Leo the Great: Christ Shared His Victory with Those in Whose Body He had Triumphed Monday, Jul 22 2013 

leo1As it cannot be denied that “the Word became flesh and dwelt in us” (John 1:14), so it cannot be denied that “God was in Christ , reconciling the world to Himself” (2 Cor. 5:19).

But what reconciliation can there be, whereby God might look favourably on the human race, unless the mediator between God and man took up the cause of all?

And in what way could He properly fulfil His mediation, unless He who in the form of God was equal to the Father, were a sharer of our nature also in the form of a slave?

This was necessary so that the one new Man might effect a renewal of the old,  and the bond of death fastened on us by one man’s wrongdoing might be loosened by the death of the one Man who alone owed nothing to death.

For the pouring out of the blood of the righteous on behalf of the unrighteous was so powerful in its effect, and so rich a ransom, that, if the whole body of us prisoners only believed in their Redeemer, not one would be held in the tyrant’s bonds.

As the Apostle says, “where sin abounded, grace also did much more abound” (Rom. 5:20).
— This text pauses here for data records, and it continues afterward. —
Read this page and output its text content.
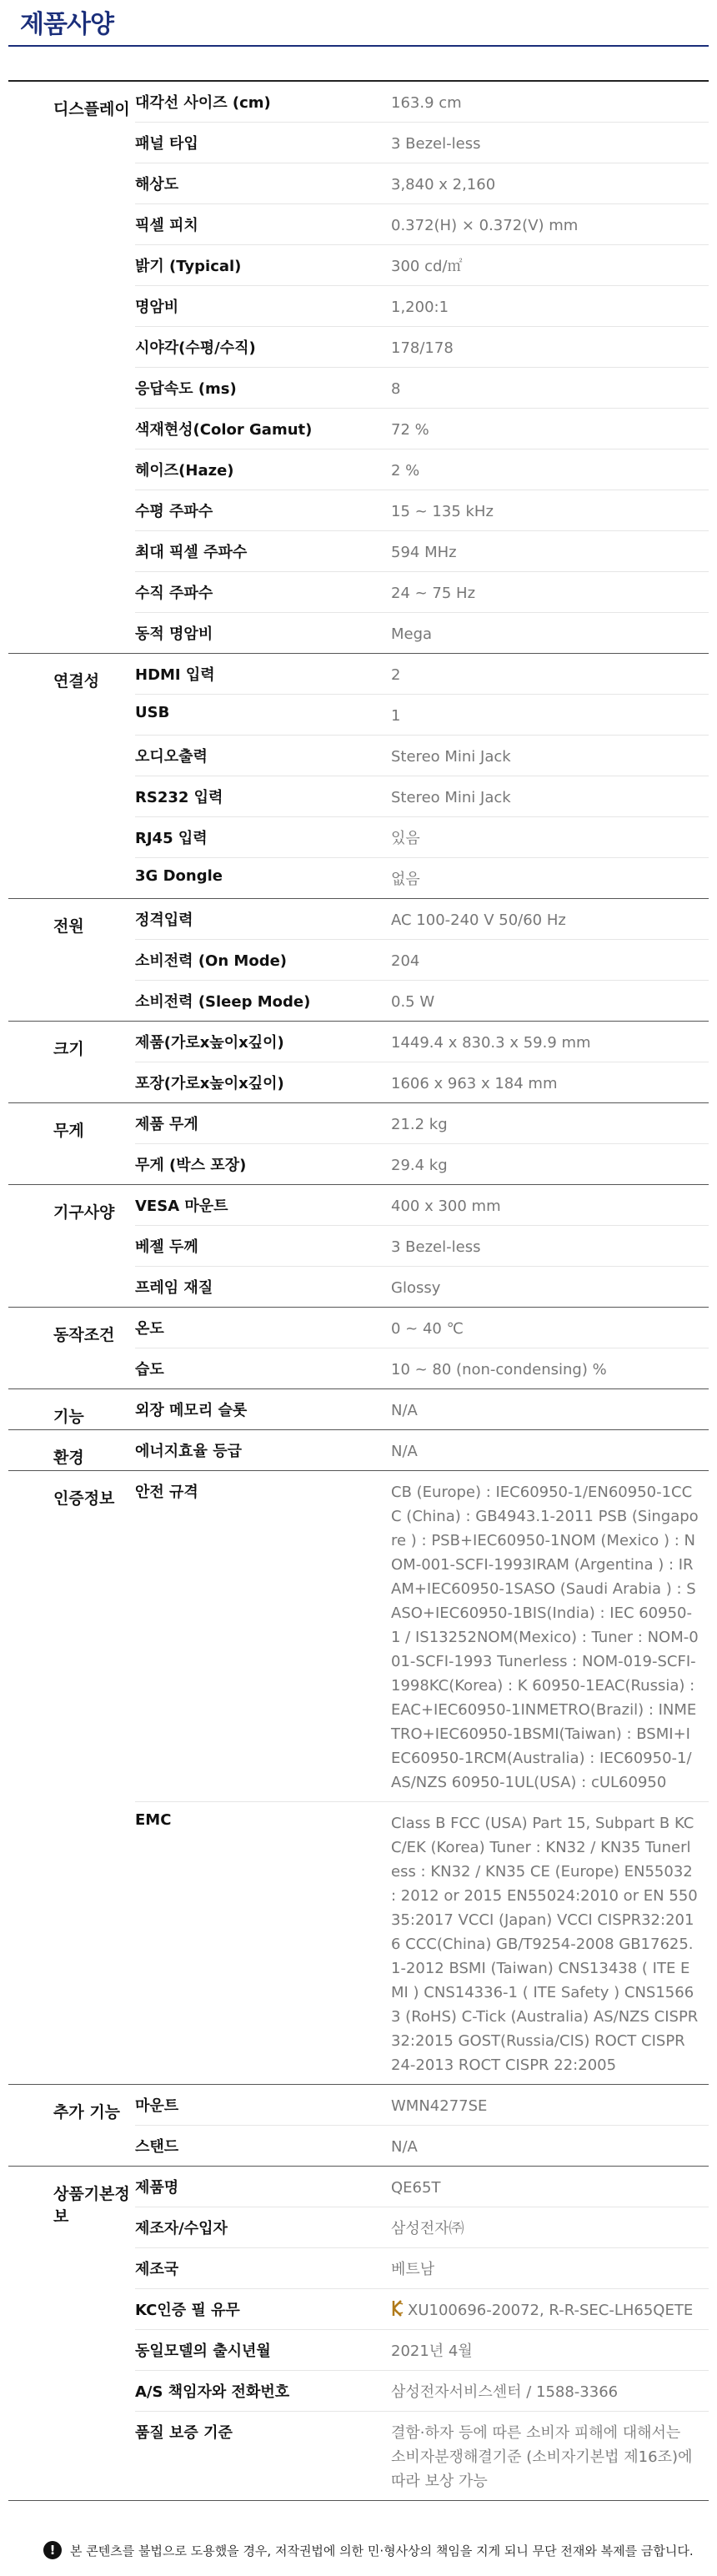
제품사양
디스플레이 대각선 사이즈 (cm)	163.9 cm
패널 타입	3 Bezel-less
해상도	3,840 x 2,160
픽셀 피치	0.372(H) × 0.372(V) mm
밝기 (Typical)	300 cd/㎡
명암비	1,200:1
시야각(수평/수직)	178/178
응답속도 (ms)	8
색재현성(Color Gamut)	72 %
헤이즈(Haze)	2 %
수평 주파수	15 ~ 135 kHz
최대 픽셀 주파수	594 MHz
수직 주파수	24 ~ 75 Hz
동적 명암비	Mega
연결성	HDMI 입력	2
USB	1
오디오출력	Stereo Mini Jack
RS232 입력	Stereo Mini Jack
RJ45 입력	있음
3G Dongle	없음
전원	정격입력	AC 100-240 V 50/60 Hz
소비전력 (On Mode)	204
소비전력 (Sleep Mode)	0.5 W
크기	제품(가로x높이x깊이)	1449.4 x 830.3 x 59.9 mm
포장(가로x높이x깊이)	1606 x 963 x 184 mm
무게	제품 무게	21.2 kg
무게 (박스 포장)	29.4 kg
기구사양	VESA 마운트	400 x 300 mm
베젤 두께	3 Bezel-less
프레임 재질	Glossy
동작조건	온도	0 ~ 40 ℃
습도	10 ~ 80 (non-condensing) %
기능	외장 메모리 슬롯	N/A
환경	에너지효율 등급	N/A
인증정보	안전 규격	CB (Europe) : IEC60950-1/EN60950-1CCC (China) : GB4943.1-2011 PSB (Singapore ) : PSB+IEC60950-1NOM (Mexico ) : NOM-001-SCFI-1993IRAM (Argentina ) : IRAM+IEC60950-1SASO (Saudi Arabia ) : SASO+IEC60950-1BIS(India) : IEC 60950-1 / IS13252NOM(Mexico) : Tuner : NOM-001-SCFI-1993 Tunerless : NOM-019-SCFI-1998KC(Korea) : K 60950-1EAC(Russia) : EAC+IEC60950-1INMETRO(Brazil) : INMETRO+IEC60950-1BSMI(Taiwan) : BSMI+IEC60950-1RCM(Australia) : IEC60950-1/AS/NZS 60950-1UL(USA) : cUL60950
EMC	Class B FCC (USA) Part 15, Subpart B KCC/EK (Korea) Tuner : KN32 / KN35 Tunerless : KN32 / KN35 CE (Europe) EN55032 : 2012 or 2015 EN55024:2010 or EN 55035:2017 VCCI (Japan) VCCI CISPR32:2016 CCC(China) GB/T9254-2008 GB17625.1-2012 BSMI (Taiwan) CNS13438 ( ITE EMI ) CNS14336-1 ( ITE Safety ) CNS15663 (RoHS) C-Tick (Australia) AS/NZS CISPR32:2015 GOST(Russia/CIS) ROCT CISPR 24-2013 ROCT CISPR 22:2005
추가 기능 마운트	WMN4277SE
스탠드	N/A
상품기본정보
제품명	QE65T
제조자/수입자	삼성전자㈜
제조국	베트남
KC인증 필 유무	XU100696-20072, R-R-SEC-LH65QETE
동일모델의 출시년월	2021년 4월
A/S 책임자와 전화번호	삼성전자서비스센터 / 1588-3366
품질 보증 기준	결함·하자 등에 따른 소비자 피해에 대해서는 소비자분쟁해결기준 (소비자기본법 제16조)에 따라 보상 가능
!	본 콘텐츠를 불법으로 도용했을 경우, 저작권법에 의한 민·형사상의 책임을 지게 되니 무단 전재와 복제를 금합니다.
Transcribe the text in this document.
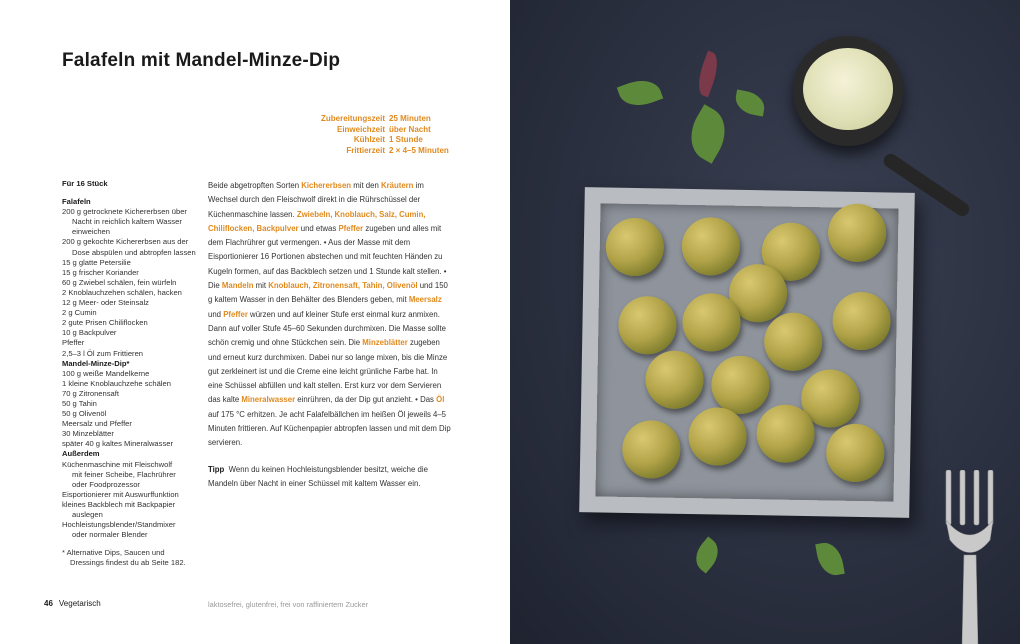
Falafeln mit Mandel-Minze-Dip
Zubereitungszeit 25 Minuten
Einweichzeit über Nacht
Kühlzeit 1 Stunde
Frittierzeit 2 × 4–5 Minuten
Für 16 Stück
Falafeln
200 g getrocknete Kichererbsen über
Nacht in reichlich kaltem Wasser
einweichen
200 g gekochte Kichererbsen aus der
Dose abspülen und abtropfen lassen
15 g glatte Petersilie
15 g frischer Koriander
60 g Zwiebel schälen, fein würfeln
2 Knoblauchzehen schälen, hacken
12 g Meer- oder Steinsalz
2 g Cumin
2 gute Prisen Chiliflocken
10 g Backpulver
Pfeffer
2,5–3 l Öl zum Frittieren
Mandel-Minze-Dip*
100 g weiße Mandelkerne
1 kleine Knoblauchzehe schälen
70 g Zitronensaft
50 g Tahin
50 g Olivenöl
Meersalz und Pfeffer
30 Minzeblätter
später 40 g kaltes Mineralwasser
Außerdem
Küchenmaschine mit Fleischwolf
mit feiner Scheibe, Flachrührer
oder Foodprozessor
Eisportionierer mit Auswurffunktion
kleines Backblech mit Backpapier
auslegen
Hochleistungsblender/Standmixer
oder normaler Blender
* Alternative Dips, Saucen und Dressings findest du ab Seite 182.
Beide abgetropften Sorten Kichererbsen mit den Kräutern im Wechsel durch den Fleischwolf direkt in die Rührschüssel der Küchenmaschine lassen. Zwiebeln, Knoblauch, Salz, Cumin, Chiliflocken, Backpulver und etwas Pfeffer zugeben und alles mit dem Flachrührer gut vermengen. • Aus der Masse mit dem Eisportionierer 16 Portionen abstechen und mit feuchten Händen zu Kugeln formen, auf das Backblech setzen und 1 Stunde kalt stellen. • Die Mandeln mit Knoblauch, Zitronensaft, Tahin, Olivenöl und 150 g kaltem Wasser in den Behälter des Blenders geben, mit Meersalz und Pfeffer würzen und auf kleiner Stufe erst einmal kurz anmixen. Dann auf voller Stufe 45–60 Sekunden durchmixen. Die Masse sollte schön cremig und ohne Stückchen sein. Die Minzeblätter zugeben und erneut kurz durchmixen. Dabei nur so lange mixen, bis die Minze gut zerkleinert ist und die Creme eine leicht grünliche Farbe hat. In eine Schüssel abfüllen und kalt stellen. Erst kurz vor dem Servieren das kalte Mineralwasser einrühren, da der Dip gut anzieht. • Das Öl auf 175 °C erhitzen. Je acht Falafelbällchen im heißen Öl jeweils 4–5 Minuten frittieren. Auf Küchenpapier abtropfen lassen und mit dem Dip servieren.
Tipp Wenn du keinen Hochleistungsblender besitzt, weiche die Mandeln über Nacht in einer Schüssel mit kaltem Wasser ein.
46 Vegetarisch	laktosefrei, glutenfrei, frei von raffiniertem Zucker
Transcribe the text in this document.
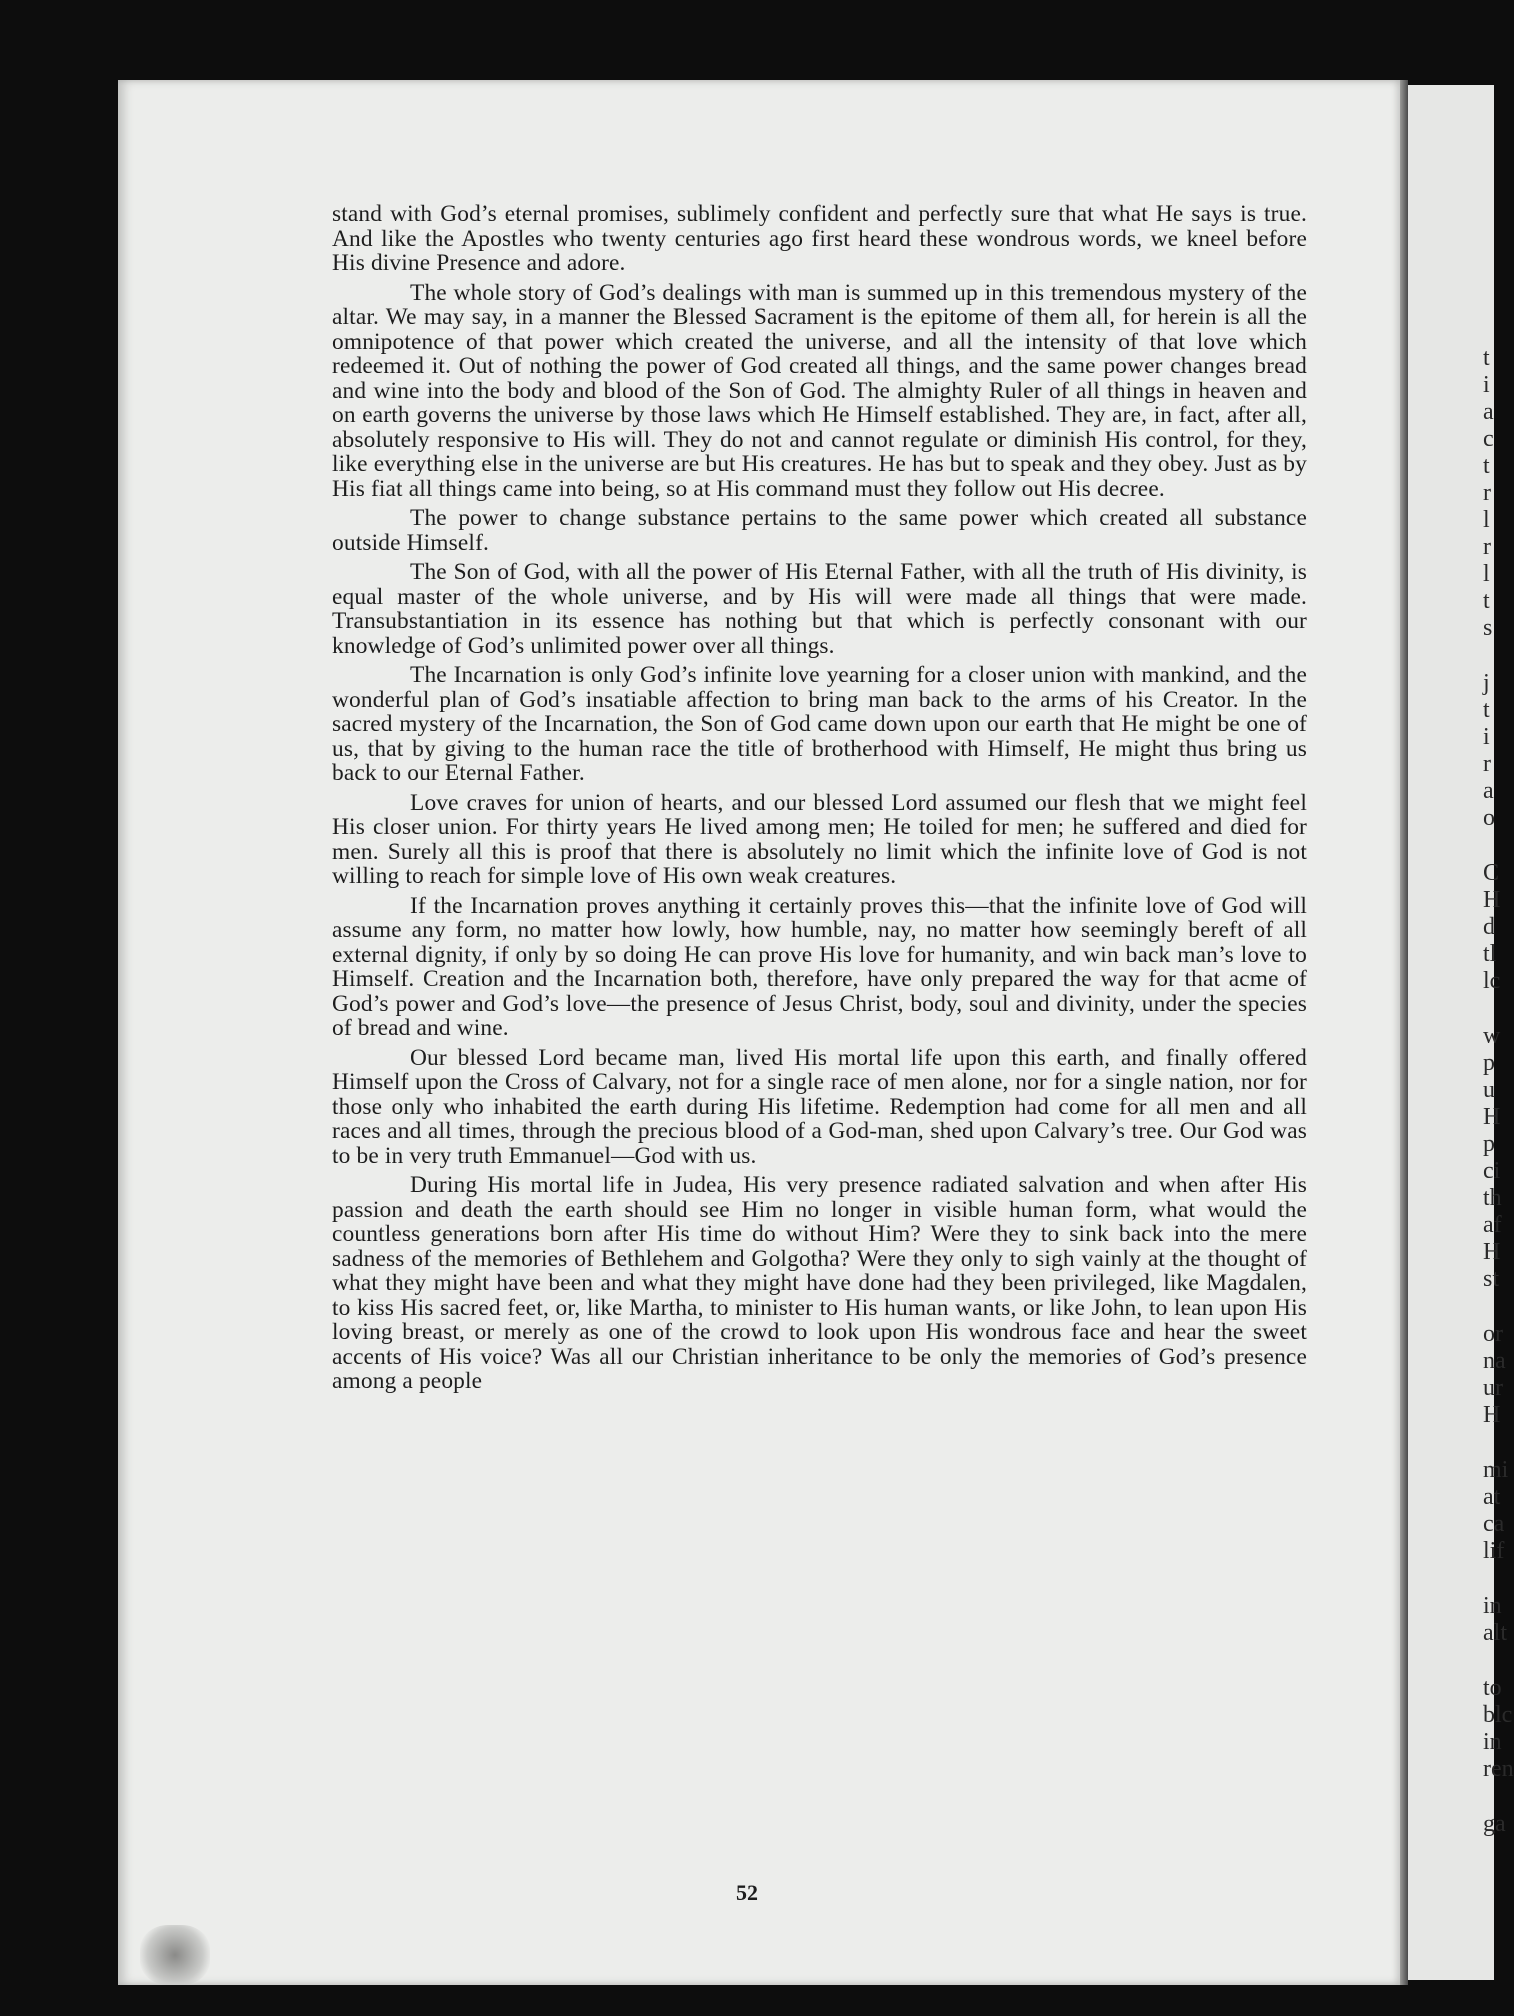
t
i
a
c
t
r
l
r
l
t
s
j
t
i
r
a
o
C
H
d
tl
lc
w
p
u
H
p
ci
th
af
H
st
or
na
ur
H
mi
at
ca
lif
in
alt
to
blc
in
ren
ga

stand with God’s eternal promises, sublimely confident and perfectly sure that what He says is true. And like the Apostles who twenty centuries ago first heard these wondrous words, we kneel before His divine Presence and adore.

The whole story of God’s dealings with man is summed up in this tremendous mystery of the altar. We may say, in a manner the Blessed Sacrament is the epitome of them all, for herein is all the omnipotence of that power which created the universe, and all the intensity of that love which redeemed it. Out of nothing the power of God created all things, and the same power changes bread and wine into the body and blood of the Son of God. The almighty Ruler of all things in heaven and on earth governs the universe by those laws which He Himself established. They are, in fact, after all, absolutely responsive to His will. They do not and cannot regulate or diminish His control, for they, like everything else in the universe are but His creatures. He has but to speak and they obey. Just as by His fiat all things came into being, so at His command must they follow out His decree.

The power to change substance pertains to the same power which created all substance outside Himself.

The Son of God, with all the power of His Eternal Father, with all the truth of His divinity, is equal master of the whole universe, and by His will were made all things that were made. Transubstantiation in its essence has nothing but that which is perfectly consonant with our knowledge of God’s unlimited power over all things.

The Incarnation is only God’s infinite love yearning for a closer union with mankind, and the wonderful plan of God’s insatiable affection to bring man back to the arms of his Creator. In the sacred mystery of the Incarnation, the Son of God came down upon our earth that He might be one of us, that by giving to the human race the title of brotherhood with Himself, He might thus bring us back to our Eternal Father.

Love craves for union of hearts, and our blessed Lord assumed our flesh that we might feel His closer union. For thirty years He lived among men; He toiled for men; he suffered and died for men. Surely all this is proof that there is absolutely no limit which the infinite love of God is not willing to reach for simple love of His own weak creatures.

If the Incarnation proves anything it certainly proves this—that the infinite love of God will assume any form, no matter how lowly, how humble, nay, no matter how seemingly bereft of all external dignity, if only by so doing He can prove His love for humanity, and win back man’s love to Himself. Creation and the Incarnation both, therefore, have only prepared the way for that acme of God’s power and God’s love—the presence of Jesus Christ, body, soul and divinity, under the species of bread and wine.

Our blessed Lord became man, lived His mortal life upon this earth, and finally offered Himself upon the Cross of Calvary, not for a single race of men alone, nor for a single nation, nor for those only who inhabited the earth during His lifetime. Redemption had come for all men and all races and all times, through the precious blood of a God-man, shed upon Calvary’s tree. Our God was to be in very truth Emmanuel—God with us.

During His mortal life in Judea, His very presence radiated salvation and when after His passion and death the earth should see Him no longer in visible human form, what would the countless generations born after His time do without Him? Were they to sink back into the mere sadness of the memories of Bethlehem and Golgotha? Were they only to sigh vainly at the thought of what they might have been and what they might have done had they been privileged, like Magdalen, to kiss His sacred feet, or, like Martha, to minister to His human wants, or like John, to lean upon His loving breast, or merely as one of the crowd to look upon His wondrous face and hear the sweet accents of His voice? Was all our Christian inheritance to be only the memories of God’s presence among a people

52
And since we, who were born under the imputation of sin, have received the power of a new birth unto righteousness, the gift of liberty has become stronger than the debt of slavery.

What hope then do they, who deny the reality of the human person in our Saviour’s body, leave for themselves in the efficacy of this mystery?  Let them say by what sacrifice they have been reconciled, by what blood-shedding brought back.

Who is He “who gave Himself for us an offering and a victim to God for a sweet smell” (Eph. 5:2); or what sacrifice was ever more hallowed than that which the true High priest placed upon the altar of the Cross by the immolation of His own flesh?

[…] One alone among the sons of men, our Lord Jesus Christ, stands out as One in whom all are crucified, all dead, all buried, all raised again.  Of them He Himself said “when I am lifted from the earth, I will draw all things unto Me” (John 12:32).

True faith also, that justifies the transgressors and makes them just, is drawn to Him who shared their human natures and wins salvation in Him, in whom alone man finds himself not guilty.

Thus true faith is free to glory in the power of Him who in the humiliation of our flesh engaged in conflict with the haughty foe, and shared His victory with those in whose body He had triumphed.

Leo the Great (c.400-461): Letter 124, 3-4.